Shepherd is showing in cinemas nationwide from the 26th of November.

Rating: 3 out of 5.

We have all run from something at some time; it could be an obsession we can’t shake or an event that continues to haunt us, and occasionally it’s a mistake we made that can’t ever be undone. Throughout our lives, we choose what to accept and own and what to bury and attempt to forget. But sometimes, the things we try to push away claw their way to the surface, no matter how far or fast we run. These themes find a clear and, at times, haunting voice in Russell Owen’s Shepherd. However, despite its visual beauty and atmospheric horror, Owen’s film ultimately gets lost in its finale, leaving the viewer bewildered.

Eric Black (Tom Hughes) escaped the trappings of his folk’s farm long ago to marry a woman his mother despised while his father lay dying. That family drama haunted him for years despite Eric finding a semblance of happiness in the arms of the woman he loved. But when his wife suddenly dies, Eric is imprisoned by grief and guilt and seeks escape from his lonely life. Looking to rebuild and heal, Eric accepts a job as a shepherd on a remote island with his dog by his side. But no man can forever run from the guilt consuming their soul.

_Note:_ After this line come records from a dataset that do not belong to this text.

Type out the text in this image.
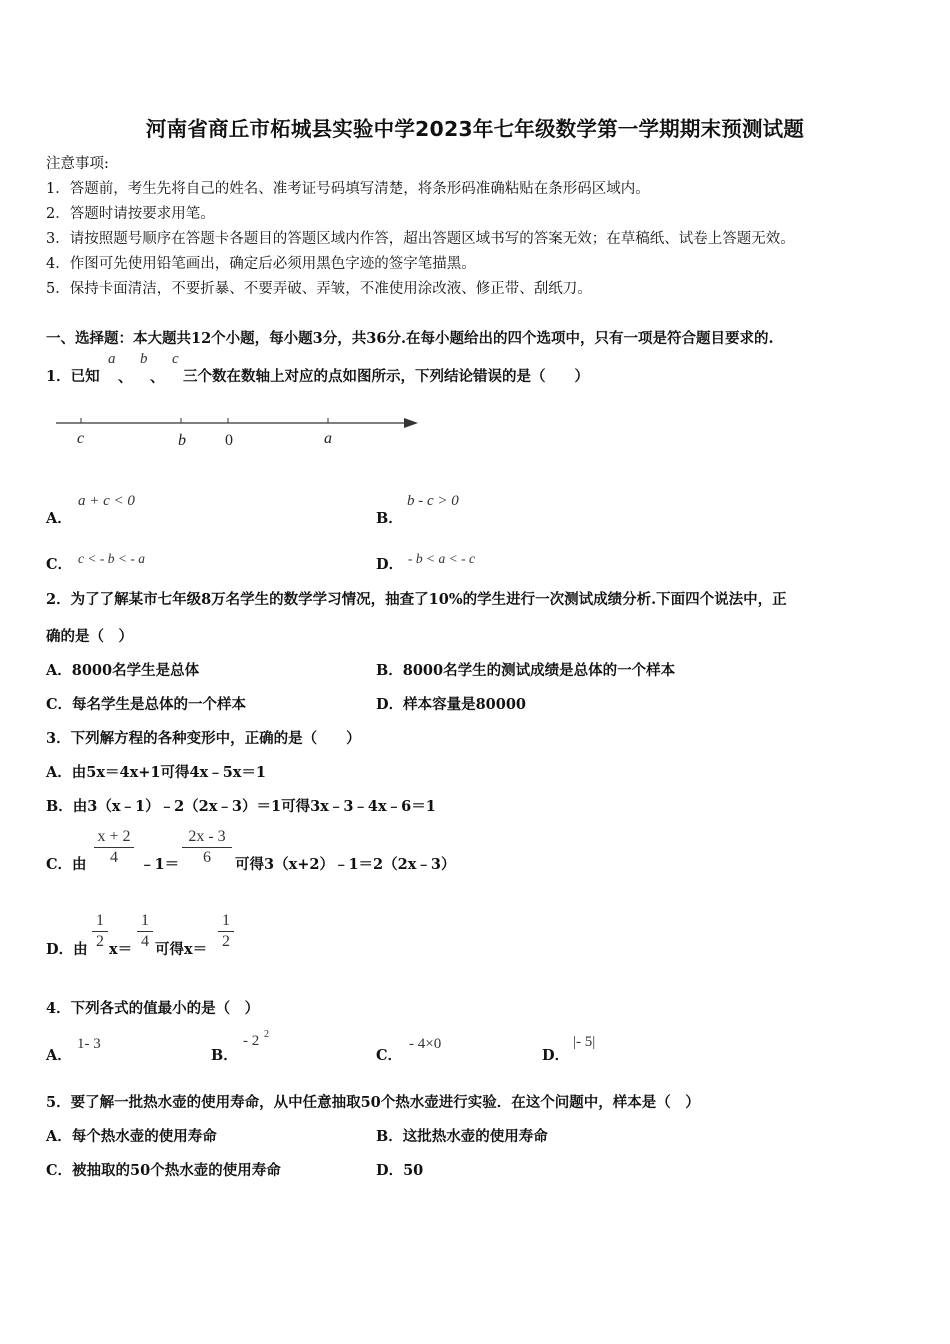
河南省商丘市柘城县实验中学2023年七年级数学第一学期期末预测试题
注意事项:
1．答题前，考生先将自己的姓名、准考证号码填写清楚，将条形码准确粘贴在条形码区域内。
2．答题时请按要求用笔。
3．请按照题号顺序在答题卡各题目的答题区域内作答，超出答题区域书写的答案无效；在草稿纸、试卷上答题无效。
4．作图可先使用铅笔画出，确定后必须用黑色字迹的签字笔描黑。
5．保持卡面清洁，不要折暴、不要弄破、弄皱，不准使用涂改液、修正带、刮纸刀。
一、选择题：本大题共12个小题，每小题3分，共36分.在每小题给出的四个选项中，只有一项是符合题目要求的.
1．已知
a
、
b
、
c
三个数在数轴上对应的点如图所示，下列结论错误的是（　　）
c	b 0	a
A．
a + c < 0
B．
b - c > 0
C． c < - b < - a	D． - b < a < - c
2．为了了解某市七年级8万名学生的数学学习情况，抽查了10%的学生进行一次测试成绩分析.下面四个说法中，正
确的是（　）
A．8000名学生是总体	B．8000名学生的测试成绩是总体的一个样本
C．每名学生是总体的一个样本	D．样本容量是80000
3．下列解方程的各种变形中，正确的是（　　）
A．由5x＝4x+1可得4x﹣5x＝1
B．由3（x﹣1）﹣2（2x﹣3）＝1可得3x﹣3﹣4x﹣6＝1
C．由 $\frac{x + 2}{4}$ ﹣1＝ $\frac{2x - 3}{6}$ 可得3（x+2）﹣1＝2（2x﹣3）
D．由 $\frac{1}{2} x= \frac{1}{4}$ 可得$x= \frac{1}{2}$
4．下列各式的值最小的是（　）
A．
1- 3
B．
- 2 2
C．
- 4×0
D．
|- 5|
5．要了解一批热水壶的使用寿命，从中任意抽取50个热水壶进行实验．在这个问题中，样本是（　）
A．每个热水壶的使用寿命	B．这批热水壶的使用寿命
C．被抽取的50个热水壶的使用寿命	D．50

Themes of grief and guilt in horror are nothing new, and I have lost track of the number of directors who have attempted to find a new twist on these themes. Shepherd initially seems to have found something new by going back to the ghost stories of old, paying homage to M.R. James, Edgar Allen Poe and even Dickens in the slow-building tension the island creates. However, this tension doesn’t last long, and as we near the film’s finale, it’s clear that Owen’s film has lost its way in the mists of its own creation. Peppered throughout are nods to the work of Robert Eggers and Stanley Kubrick as Owen explores guilt, isolation, internal torment, and fear, but unlike the directors named above, Owen trips up on his own ingenuity and leaves us frustrated rather than intrigued. As M.R James once said, “If any of my stories succeed in causing their readers to feel pleasantly uncomfortable when walking along a solitary road at nightfall, or sitting over a dying fire in the small hours, my purpose in writing them will have been attained.” For all its early chills, Owen’s movie never leaves that kind of lasting impression.